The trend of carbapenem consumption was not changed significantly by the intervention (Fig. 3, Supplement Fig. S1 and Table S5). The relatively low usage of carbapenems (either group 1 or group 2) may reflect the institutional attitude of judicious antibiotic usage counteracting with the emergence of important nosocomial pathogens that are sensitive to group 2 carbapenems but relatively resistant to group 1 carbapenems30,31. It is worthy of further study to observe the long-term trend of carbapenem consumption in association with resistant strains in our institute.

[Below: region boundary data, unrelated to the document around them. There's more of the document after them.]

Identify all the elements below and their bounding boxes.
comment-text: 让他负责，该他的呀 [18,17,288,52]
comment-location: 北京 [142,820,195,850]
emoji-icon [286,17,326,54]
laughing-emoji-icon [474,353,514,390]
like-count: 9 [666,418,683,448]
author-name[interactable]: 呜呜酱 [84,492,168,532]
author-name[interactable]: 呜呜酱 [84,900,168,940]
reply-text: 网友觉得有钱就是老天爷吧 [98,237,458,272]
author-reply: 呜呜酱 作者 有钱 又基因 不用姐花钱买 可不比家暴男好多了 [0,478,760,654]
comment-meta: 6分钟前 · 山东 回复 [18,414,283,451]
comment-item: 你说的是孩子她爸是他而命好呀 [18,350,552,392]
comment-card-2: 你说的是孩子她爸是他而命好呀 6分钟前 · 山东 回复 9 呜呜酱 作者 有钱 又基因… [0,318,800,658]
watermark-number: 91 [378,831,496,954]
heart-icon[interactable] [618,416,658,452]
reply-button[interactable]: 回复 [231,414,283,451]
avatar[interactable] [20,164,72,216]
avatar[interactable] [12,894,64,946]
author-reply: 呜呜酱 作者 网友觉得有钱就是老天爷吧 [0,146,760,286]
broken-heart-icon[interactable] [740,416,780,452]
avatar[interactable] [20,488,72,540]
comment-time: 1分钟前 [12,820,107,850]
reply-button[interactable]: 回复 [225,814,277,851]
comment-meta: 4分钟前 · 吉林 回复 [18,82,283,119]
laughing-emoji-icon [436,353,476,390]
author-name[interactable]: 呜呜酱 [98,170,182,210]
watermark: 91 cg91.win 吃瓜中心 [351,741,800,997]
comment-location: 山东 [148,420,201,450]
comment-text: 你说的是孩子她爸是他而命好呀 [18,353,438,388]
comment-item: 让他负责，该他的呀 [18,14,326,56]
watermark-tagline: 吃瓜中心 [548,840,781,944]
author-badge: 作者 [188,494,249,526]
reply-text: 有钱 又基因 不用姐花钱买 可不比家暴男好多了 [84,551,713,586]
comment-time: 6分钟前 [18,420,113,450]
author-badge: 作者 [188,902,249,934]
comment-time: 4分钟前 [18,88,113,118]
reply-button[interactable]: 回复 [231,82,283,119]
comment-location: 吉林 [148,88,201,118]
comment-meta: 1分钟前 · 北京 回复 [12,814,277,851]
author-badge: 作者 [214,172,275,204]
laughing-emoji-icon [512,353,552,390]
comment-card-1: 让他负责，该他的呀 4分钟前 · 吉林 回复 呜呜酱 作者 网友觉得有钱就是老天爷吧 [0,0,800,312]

Our data showed that a shortened default antibiotics prescription duration did not compromise crude in-hospital mortality. Shortening of the number of default days pushes clinical prescribers to re-evaluate the patient; whereas priorly the clinical physician usually did not de-escalate therapy or discontinued unnecessary drugs. On the other hand, shortening the default duration of antibiotics seemed to not affect the rates of major resistant infections (Table 2). Notably, the major resistant pathogens posing a threat in our institute were CRAB and VRE species (Table 2), and controlling these infections also requires strict measures such as standard and contact barrier precautions32,33. Although many studies of ASPs have shown reductions in resistant infections, a few studies have demonstrated opposing results. A Brazilian study identified a higher rate of resistant infections following implementation of a bundled ASP (clinical pharmacist chart reviews, discussion with microbiologists and infectious disease physicians, local education and continuous follow-up) when compared to the rates associated with the conventional ASP (clinical pharmacist chart reviews and discussion with infectious disease physicians)34. In our study, urgent use of restricted antibiotics with a post-prescription audit was allowed in ICU settings (Fig. 1); this strategy might have increased antibiotic selection pressure35,36. Moreover, the period during which the new ASP (shortened-default antibiotic prescription duration) was implemented was relatively short (2 years), and it is possible that a longer duration is needed to see a reduction in resistant infections.

Our study has some limitations. First, our data were obtained by periodically measurement of the antibiotics consumption in the entire medical center, the patient characteristics and populations may change overtime therefore it is difficult to compare patients’ characteristics given the fluctuation of population over time. Moreover, there is lack of details regarding numbers of patients in ICU, days of ICU, as well as type of nosocomial infections in ICU. Our interventions may have less impact on antibiotics consumption due to urgent use of antibiotics and complexity of disease status as well as common emergence of resistance strains in ICU.

In summary, the implementation of a multi-disciplinary strategy to shorten the default duration of antibiotic prescriptions was effective at reducing antibiotic consumption while not compromising the rates of resistant infections or mortality.